Tuesday in Olympia, House Bill 1458, passed by a 12-3 margin in the House Health Care and Wellness Committee.  The bill will then head to the full House for approval, and the Senate is expected to act similarly. The Senate companion bill is SB 5494.

Once a bill makes it out of committee, it has a far better chance of being approved by the legislature, especially if it has strong support from both the GOP and Democrats.

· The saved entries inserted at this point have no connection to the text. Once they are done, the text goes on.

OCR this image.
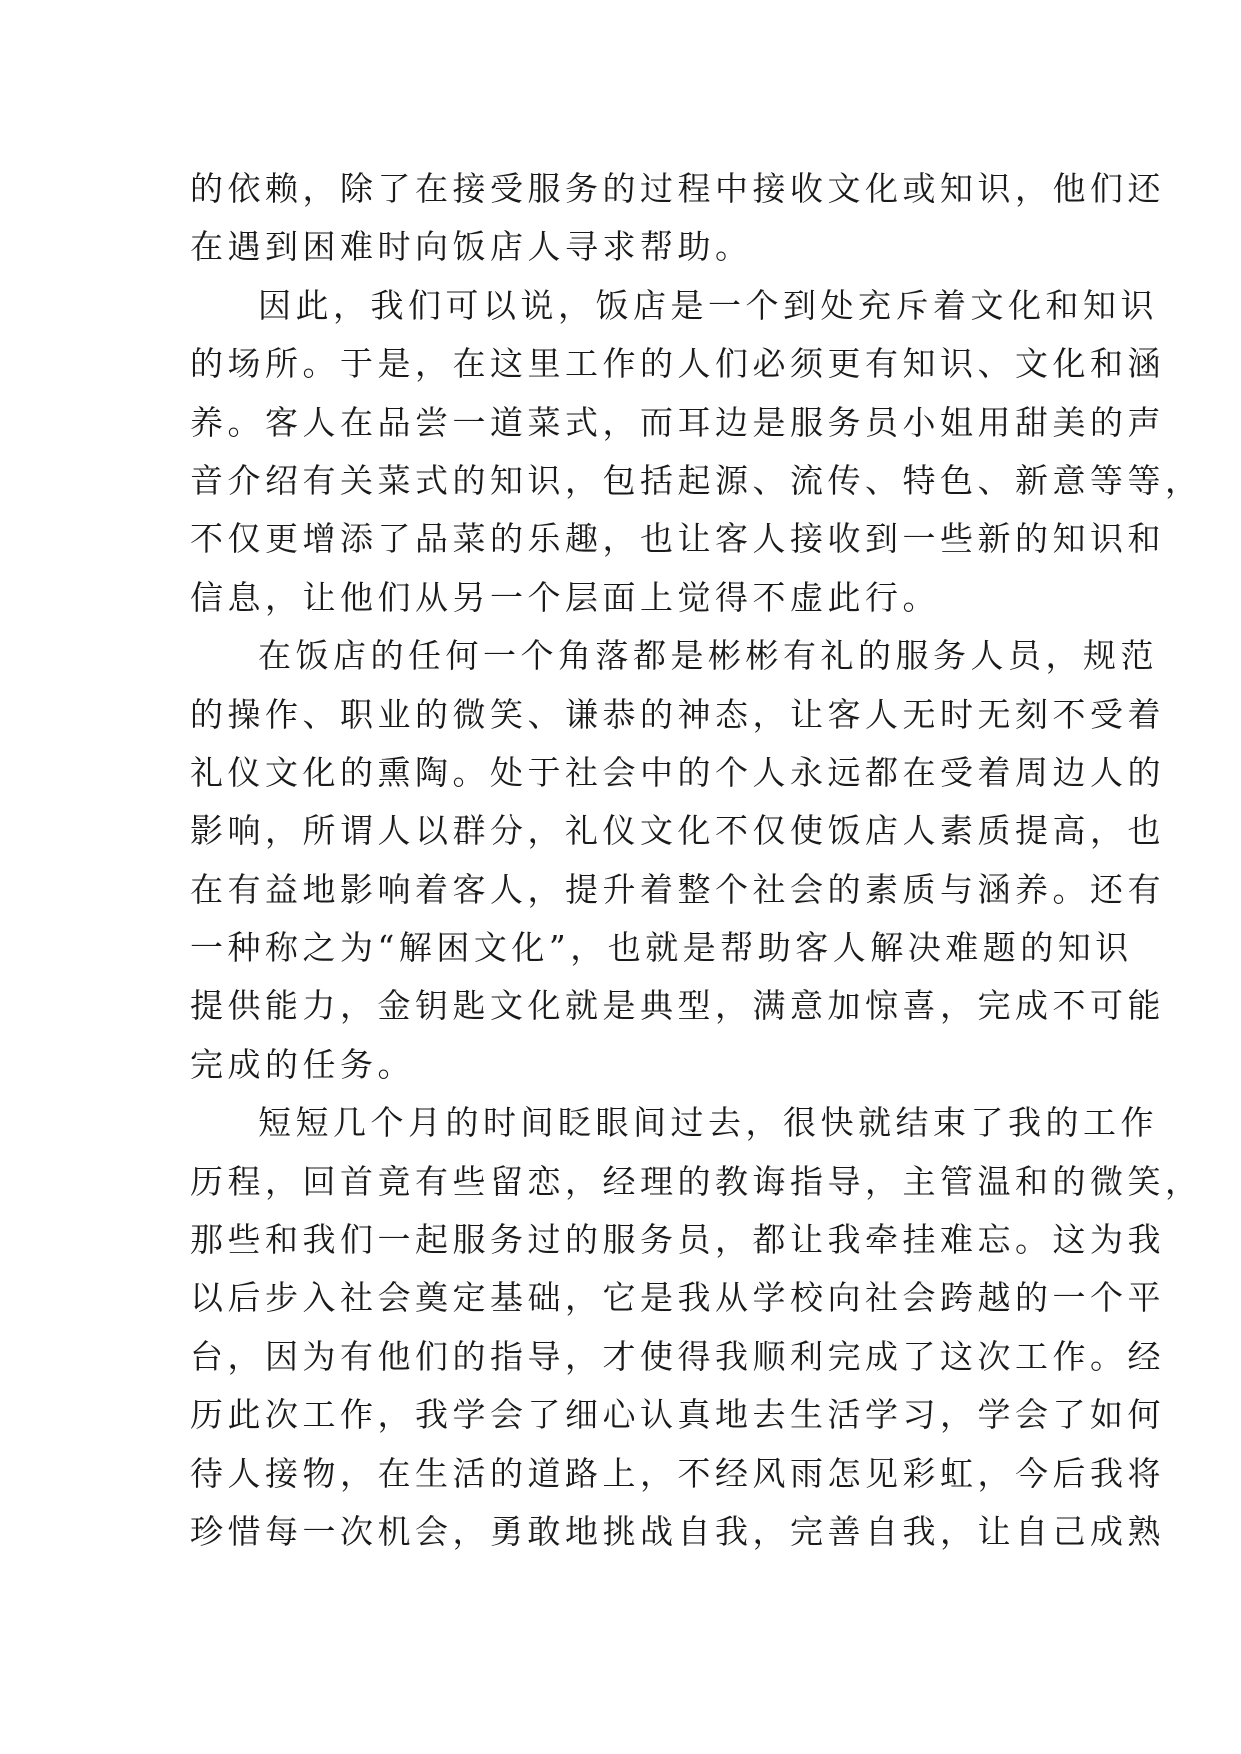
的依赖，除了在接受服务的过程中接收文化或知识，他们还
在遇到困难时向饭店人寻求帮助。
因此，我们可以说，饭店是一个到处充斥着文化和知识
的场所。于是，在这里工作的人们必须更有知识、文化和涵
养。客人在品尝一道菜式，而耳边是服务员小姐用甜美的声
音介绍有关菜式的知识，包括起源、流传、特色、新意等等，
不仅更增添了品菜的乐趣，也让客人接收到一些新的知识和
信息，让他们从另一个层面上觉得不虚此行。
在饭店的任何一个角落都是彬彬有礼的服务人员，规范
的操作、职业的微笑、谦恭的神态，让客人无时无刻不受着
礼仪文化的熏陶。处于社会中的个人永远都在受着周边人的
影响，所谓人以群分，礼仪文化不仅使饭店人素质提高，也
在有益地影响着客人，提升着整个社会的素质与涵养。还有
一种称之为“解困文化”，也就是帮助客人解决难题的知识
提供能力，金钥匙文化就是典型，满意加惊喜，完成不可能
完成的任务。
短短几个月的时间眨眼间过去，很快就结束了我的工作
历程，回首竟有些留恋，经理的教诲指导，主管温和的微笑，
那些和我们一起服务过的服务员，都让我牵挂难忘。这为我
以后步入社会奠定基础，它是我从学校向社会跨越的一个平
台，因为有他们的指导，才使得我顺利完成了这次工作。经
历此次工作，我学会了细心认真地去生活学习，学会了如何
待人接物，在生活的道路上，不经风雨怎见彩虹，今后我将
珍惜每一次机会，勇敢地挑战自我，完善自我，让自己成熟
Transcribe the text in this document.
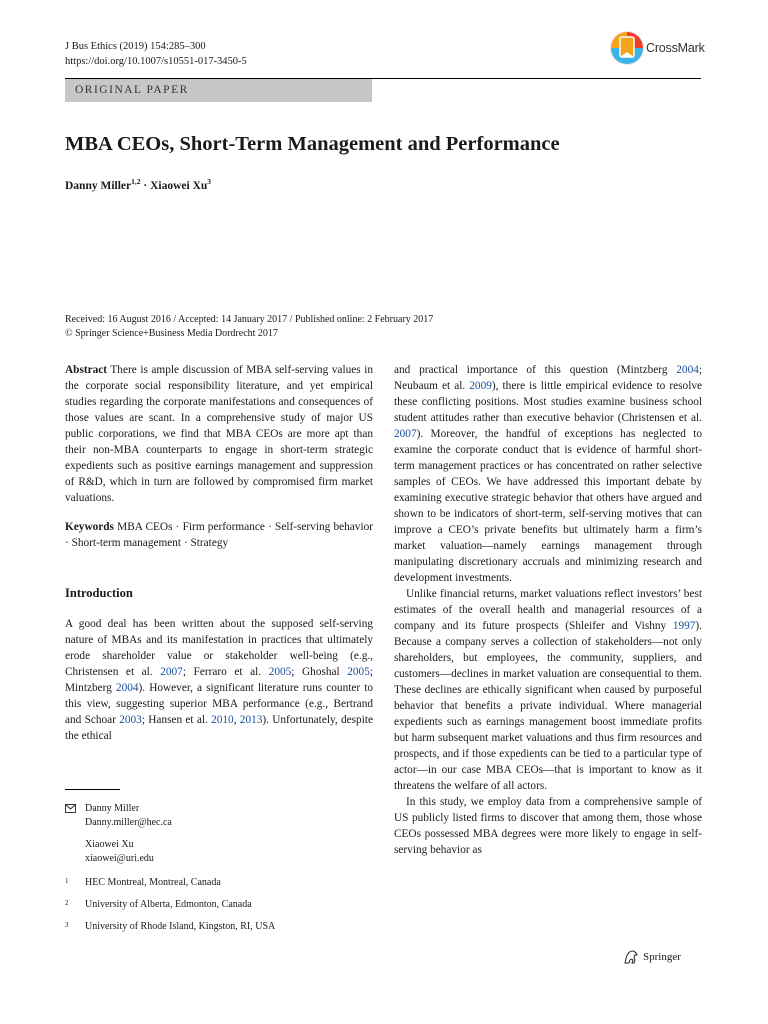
J Bus Ethics (2019) 154:285–300
https://doi.org/10.1007/s10551-017-3450-5
CrossMark
ORIGINAL PAPER
MBA CEOs, Short-Term Management and Performance
Danny Miller$^{1,2}$ · Xiaowei Xu$^3$
Received: 16 August 2016 / Accepted: 14 January 2017 / Published online: 2 February 2017
© Springer Science+Business Media Dordrecht 2017

Abstract There is ample discussion of MBA self-serving values in the corporate social responsibility literature, and yet empirical studies regarding the corporate manifestations and consequences of those values are scant. In a comprehensive study of major US public corporations, we find that MBA CEOs are more apt than their non-MBA counterparts to engage in short-term strategic expedients such as positive earnings management and suppression of R&D, which in turn are followed by compromised firm market valuations.

Keywords MBA CEOs · Firm performance · Self-serving behavior · Short-term management · Strategy

Introduction

A good deal has been written about the supposed self-serving nature of MBAs and its manifestation in practices that ultimately erode shareholder value or stakeholder well-being (e.g., Christensen et al. 2007; Ferraro et al. 2005; Ghoshal 2005; Mintzberg 2004). However, a significant literature runs counter to this view, suggesting superior MBA performance (e.g., Bertrand and Schoar 2003; Hansen et al. 2010, 2013). Unfortunately, despite the ethical

and practical importance of this question (Mintzberg 2004; Neubaum et al. 2009), there is little empirical evidence to resolve these conflicting positions. Most studies examine business school student attitudes rather than executive behavior (Christensen et al. 2007). Moreover, the handful of exceptions has neglected to examine the corporate conduct that is evidence of harmful short-term management practices or has concentrated on rather selective samples of CEOs. We have addressed this important debate by examining executive strategic behavior that others have argued and shown to be indicators of short-term, self-serving motives that can improve a CEO’s private benefits but ultimately harm a firm’s market valuation—namely earnings management through manipulating discretionary accruals and minimizing research and development investments.

Unlike financial returns, market valuations reflect investors’ best estimates of the overall health and managerial resources of a company and its future prospects (Shleifer and Vishny 1997). Because a company serves a collection of stakeholders—not only shareholders, but employees, the community, suppliers, and customers—declines in market valuation are consequential to them. These declines are ethically significant when caused by purposeful behavior that benefits a private individual. Where managerial expedients such as earnings management boost immediate profits but harm subsequent market valuations and thus firm resources and prospects, and if those expedients can be tied to a particular type of actor—in our case MBA CEOs—that is important to know as it threatens the welfare of all actors.

In this study, we employ data from a comprehensive sample of US publicly listed firms to discover that among them, those whose CEOs possessed MBA degrees were more likely to engage in self-serving behavior as

Danny Miller
Danny.miller@hec.ca
Xiaowei Xu
xiaowei@uri.edu
1	HEC Montreal, Montreal, Canada
2	University of Alberta, Edmonton, Canada
3	University of Rhode Island, Kingston, RI, USA
Springer
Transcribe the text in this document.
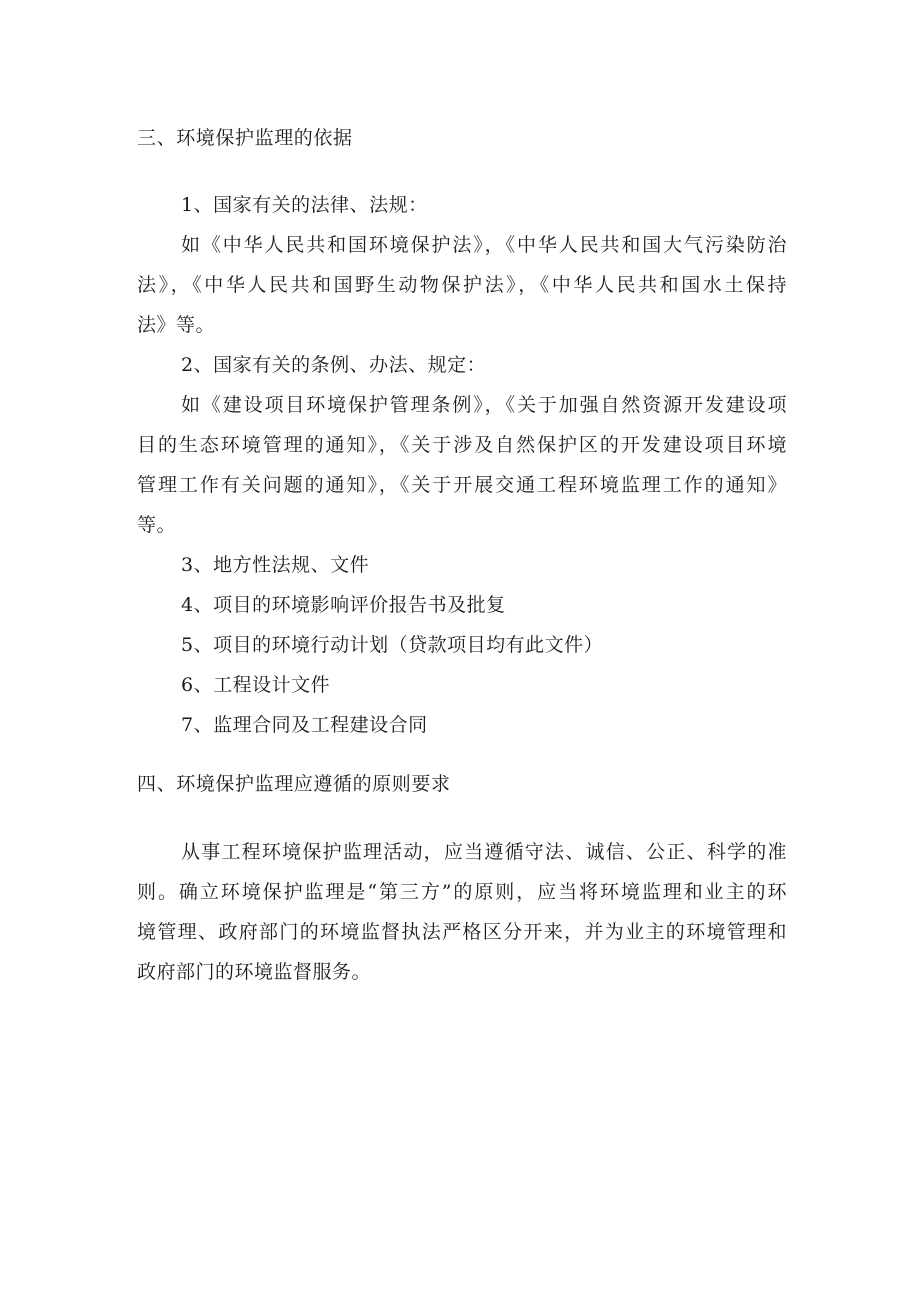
三、环境保护监理的依据
1、国家有关的法律、法规：
如《中华人民共和国环境保护法》，《中华人民共和国大气污染防治
法》，《中华人民共和国野生动物保护法》，《中华人民共和国水土保持
法》等。
2、国家有关的条例、办法、规定：
如《建设项目环境保护管理条例》，《关于加强自然资源开发建设项
目的生态环境管理的通知》，《关于涉及自然保护区的开发建设项目环境
管理工作有关问题的通知》，《关于开展交通工程环境监理工作的通知》
等。
3、地方性法规、文件
4、项目的环境影响评价报告书及批复
5、项目的环境行动计划（贷款项目均有此文件）
6、工程设计文件
7、监理合同及工程建设合同
四、环境保护监理应遵循的原则要求
从事工程环境保护监理活动，应当遵循守法、诚信、公正、科学的准
则。确立环境保护监理是“第三方”的原则，应当将环境监理和业主的环
境管理、政府部门的环境监督执法严格区分开来，并为业主的环境管理和
政府部门的环境监督服务。
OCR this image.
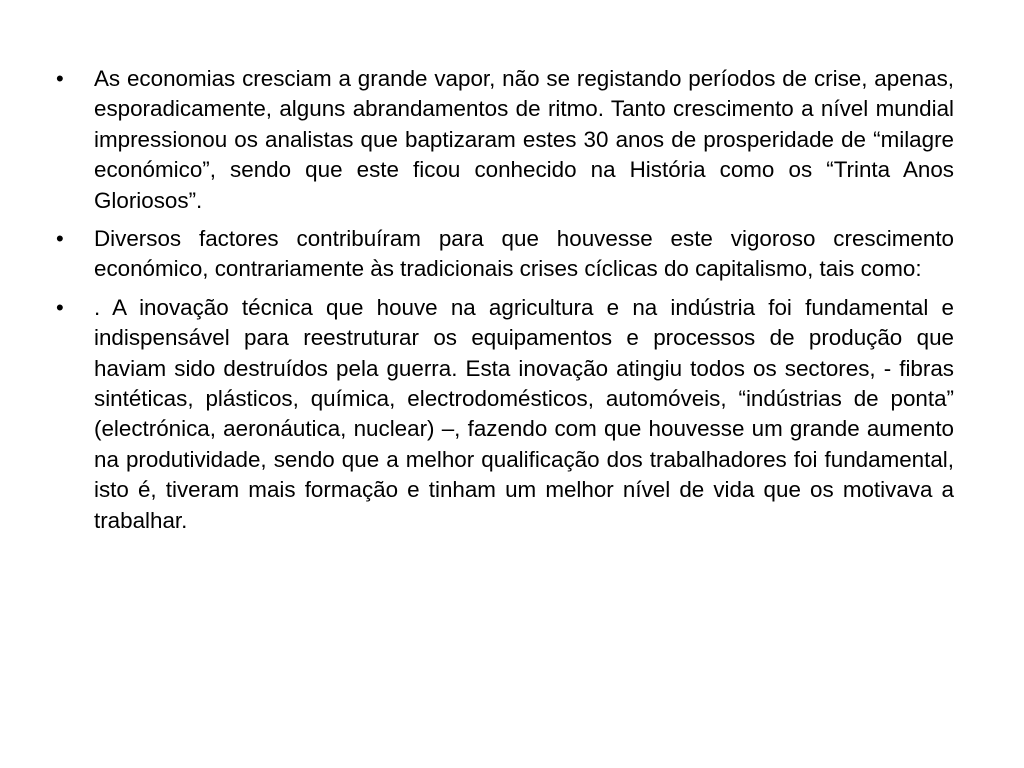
•	As economias cresciam a grande vapor, não se registando períodos de crise, apenas, esporadicamente, alguns abrandamentos de ritmo. Tanto crescimento a nível mundial impressionou os analistas que baptizaram estes 30 anos de prosperidade de “milagre económico”, sendo que este ficou conhecido na História como os “Trinta Anos Gloriosos”.
•	Diversos factores contribuíram para que houvesse este vigoroso crescimento económico, contrariamente às tradicionais crises cíclicas do capitalismo, tais como:
•	. A inovação técnica que houve na agricultura e na indústria foi fundamental e indispensável para reestruturar os equipamentos e processos de produção que haviam sido destruídos pela guerra. Esta inovação atingiu todos os sectores, - fibras sintéticas, plásticos, química, electrodomésticos, automóveis, “indústrias de ponta” (electrónica, aeronáutica, nuclear) –, fazendo com que houvesse um grande aumento na produtividade, sendo que a melhor qualificação dos trabalhadores foi fundamental, isto é, tiveram mais formação e tinham um melhor nível de vida que os motivava a trabalhar.
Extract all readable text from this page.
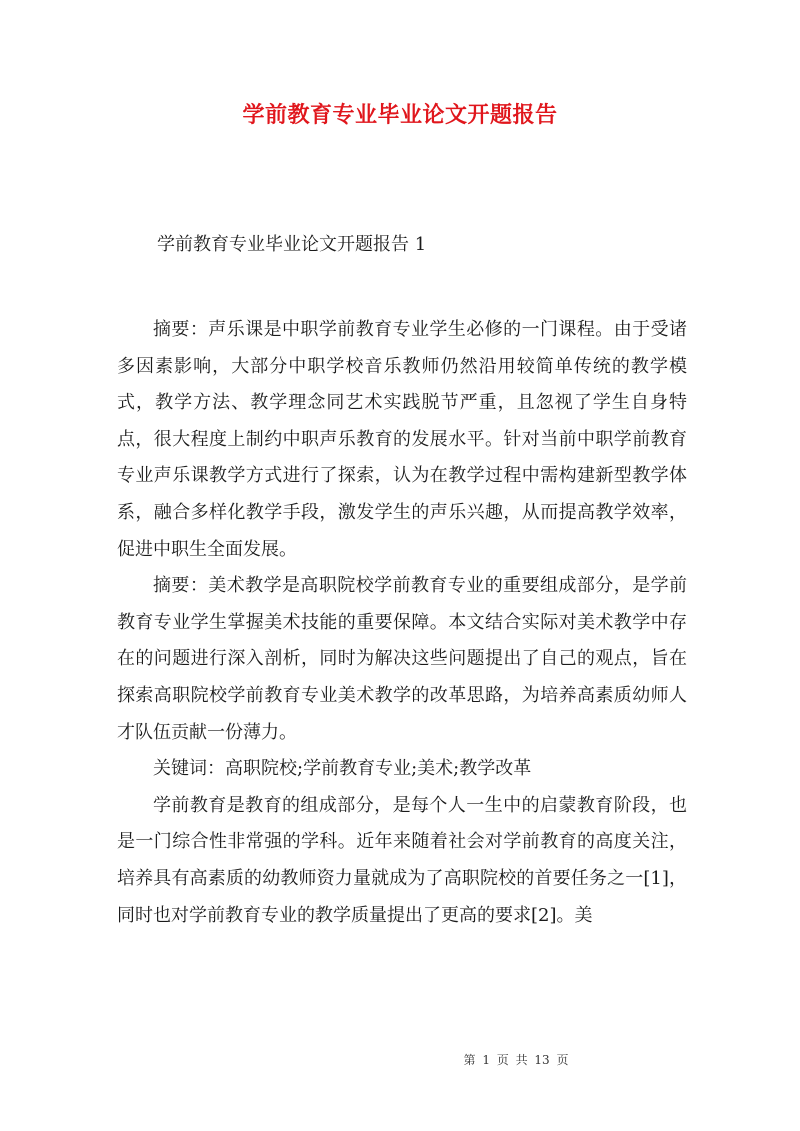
学前教育专业毕业论文开题报告
学前教育专业毕业论文开题报告 1

摘要：声乐课是中职学前教育专业学生必修的一门课程。由于受诸多因素影响，大部分中职学校音乐教师仍然沿用较简单传统的教学模式，教学方法、教学理念同艺术实践脱节严重，且忽视了学生自身特点，很大程度上制约中职声乐教育的发展水平。针对当前中职学前教育专业声乐课教学方式进行了探索，认为在教学过程中需构建新型教学体系，融合多样化教学手段，激发学生的声乐兴趣，从而提高教学效率，促进中职生全面发展。

摘要：美术教学是高职院校学前教育专业的重要组成部分，是学前教育专业学生掌握美术技能的重要保障。本文结合实际对美术教学中存在的问题进行深入剖析，同时为解决这些问题提出了自己的观点，旨在探索高职院校学前教育专业美术教学的改革思路，为培养高素质幼师人才队伍贡献一份薄力。

关键词：高职院校;学前教育专业;美术;教学改革

学前教育是教育的组成部分，是每个人一生中的启蒙教育阶段，也是一门综合性非常强的学科。近年来随着社会对学前教育的高度关注，培养具有高素质的幼教师资力量就成为了高职院校的首要任务之一[1]，同时也对学前教育专业的教学质量提出了更高的要求[2]。美

第 1 页 共 13 页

According to AG Ferguson, both bills continue to be met with strong bi-partisan support. According to a release from the Office of Attorney General Tuesday:

"The proposed law, Senate Bill 5494 and House Bill 1458 sponsored by Sen. Mark Miloscia (R-Federal Way) and Rep. Tina Orwall (D-Des Moines), respectively, would raise Washington’s age to legally use and possess tobacco and nicotine products from 18 to 21."

Some opposition has been raised against the measures, namely those who say the economic impact to retailers could be significant due to losing a group of people who could no longer legally buy tobacco products.

Others say while the health risks of tobacco are significant, it's not the state's job to regulate whether adults should or should not use them. They say it is a personal responsibility issue.

We've heard dozens of comments from listeners, especially through social media, saying if 18-21-year-olds are adult enough to fight in the military and make other sacrifices for our country, they should be afforded the same rights in this area as adults over 21.  Many of these people echo the idea that once you are over 18, it is a personal responsibility issue of choice, regardless of health risks.